The hypothesis (supported by some evidence) was that in sufficiently large compiled code workloads, with sufficiently numerous hot methods (one of those flat profiles where the list of methods taking > 1% cycles is long), and given long enough for late compiles to kick in, you can end up with a dispersed set of code blobs in you code cache. Ignoring the risk of code cache exhaustion, the cost we were seeing for some workloads was in iTLB misses.
The scheme we ended up with is different than JEP 197, we still have one code heap and the segmentation is internal and follows a pretty simple scheme, but it seems to help :)
The change improved some workloads (client code, finance application) by up to 4%, the impact varied by CPU. As these things go, a modest win.
Relocating observed hot paths together is complex and as Aleksey points out, if they are very strongly correlated inlining already helps this case. I can imagine a workload where it would help, but I doubt it justifies the work.

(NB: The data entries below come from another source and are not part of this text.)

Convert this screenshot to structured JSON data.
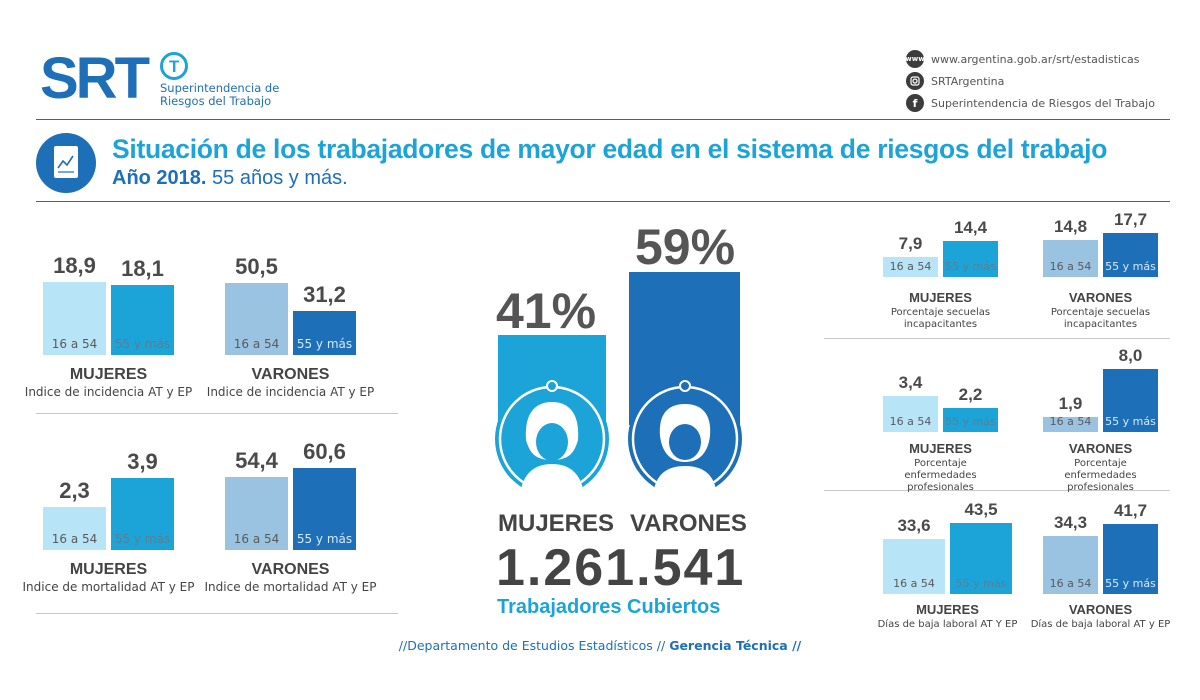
{
  "header": {
    "logo_text": "SRT",
    "logo_sub_1": "Superintendencia de",
    "logo_sub_2": "Riesgos del Trabajo",
    "web": "www.argentina.gob.ar/srt/estadisticas",
    "instagram": "SRTArgentina",
    "facebook": "Superintendencia de Riesgos del Trabajo",
    "web_icon_text": "www",
    "title": "Situación de los trabajadores de mayor edad en el sistema de riesgos del trabajo",
    "subtitle_bold": "Año 2018.",
    "subtitle_rest": "55 años y más."
  },
  "colors": {
    "mujeres_16_54": "#b8e4f7",
    "mujeres_55": "#1ca4d9",
    "varones_16_54": "#9ac3e2",
    "varones_55": "#1d6fb8",
    "brand_dark": "#1d6fb8",
    "brand_light": "#1ca4d9"
  },
  "center": {
    "mujeres_pct_label": "41%",
    "varones_pct_label": "59%",
    "mujeres_label": "MUJERES",
    "varones_label": "VARONES",
    "total": "1.261.541",
    "total_label": "Trabajadores Cubiertos"
  },
  "footer": {
    "part1": "//Departamento de Estudios Estadísticos  //",
    "part2": "Gerencia Técnica //"
  },
  "chart_data": [
    {
      "type": "bar",
      "id": "center_share",
      "categories": [
        "MUJERES",
        "VARONES"
      ],
      "values": [
        41,
        59
      ],
      "unit": "%"
    },
    {
      "type": "bar",
      "id": "l1",
      "categories": [
        "16 a 54",
        "55 y más"
      ],
      "values": [
        18.9,
        18.1
      ],
      "labels": [
        "18,9",
        "18,1"
      ],
      "title": "MUJERES",
      "subtitle": "Indice de incidencia AT y EP"
    },
    {
      "type": "bar",
      "id": "l2",
      "categories": [
        "16 a 54",
        "55 y más"
      ],
      "values": [
        50.5,
        31.2
      ],
      "labels": [
        "50,5",
        "31,2"
      ],
      "title": "VARONES",
      "subtitle": "Indice de incidencia AT y EP"
    },
    {
      "type": "bar",
      "id": "l3",
      "categories": [
        "16 a 54",
        "55 y más"
      ],
      "values": [
        2.3,
        3.9
      ],
      "labels": [
        "2,3",
        "3,9"
      ],
      "title": "MUJERES",
      "subtitle": "Indice de mortalidad  AT y EP"
    },
    {
      "type": "bar",
      "id": "l4",
      "categories": [
        "16 a 54",
        "55 y más"
      ],
      "values": [
        54.4,
        60.6
      ],
      "labels": [
        "54,4",
        "60,6"
      ],
      "title": "VARONES",
      "subtitle": "Indice de mortalidad AT y EP"
    },
    {
      "type": "bar",
      "id": "r1",
      "categories": [
        "16 a 54",
        "55 y más"
      ],
      "values": [
        7.9,
        14.4
      ],
      "labels": [
        "7,9",
        "14,4"
      ],
      "title": "MUJERES",
      "subtitle": "Porcentaje secuelas incapacitantes"
    },
    {
      "type": "bar",
      "id": "r2",
      "categories": [
        "16 a 54",
        "55 y más"
      ],
      "values": [
        14.8,
        17.7
      ],
      "labels": [
        "14,8",
        "17,7"
      ],
      "title": "VARONES",
      "subtitle": "Porcentaje secuelas incapacitantes"
    },
    {
      "type": "bar",
      "id": "r3",
      "categories": [
        "16 a 54",
        "55 y más"
      ],
      "values": [
        3.4,
        2.2
      ],
      "labels": [
        "3,4",
        "2,2"
      ],
      "title": "MUJERES",
      "subtitle": "Porcentaje enfermedades profesionales"
    },
    {
      "type": "bar",
      "id": "r4",
      "categories": [
        "16 a 54",
        "55 y más"
      ],
      "values": [
        1.9,
        8.0
      ],
      "labels": [
        "1,9",
        "8,0"
      ],
      "title": "VARONES",
      "subtitle": "Porcentaje enfermedades profesionales"
    },
    {
      "type": "bar",
      "id": "r5",
      "categories": [
        "16 a 54",
        "55 y más"
      ],
      "values": [
        33.6,
        43.5
      ],
      "labels": [
        "33,6",
        "43,5"
      ],
      "title": "MUJERES",
      "subtitle": "Días de baja laboral AT Y EP"
    },
    {
      "type": "bar",
      "id": "r6",
      "categories": [
        "16 a 54",
        "55 y más"
      ],
      "values": [
        34.3,
        41.7
      ],
      "labels": [
        "34,3",
        "41,7"
      ],
      "title": "VARONES",
      "subtitle": "Días de baja laboral AT y EP"
    }
  ]
}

So, your intuition was to a large extent correct, and vendors are actively pursuing it with some solutions already in the field and some around the corner. At least for Zing, for certain real world workloads we saw a measurable positive effect, and I expect the OpenJDK solution will deliver similarly in these workloads.
A further, and more significant boost, was achieved by allocating larger code cache pages. This is internal to Zing and does not require OS configuration. Increasing the page size to 2M improved certain workloads by more than 10% (large number of compilation units + memory pressure). A similar improvement should be possible on OpenJDK by enabling -XX:+UseLargePages, I believe Sergey Kuksenko describes such a case in one of his talks. I've not used this option myself so cannot comment on it's suitability.
Both optimizations are default for latest Zing versions.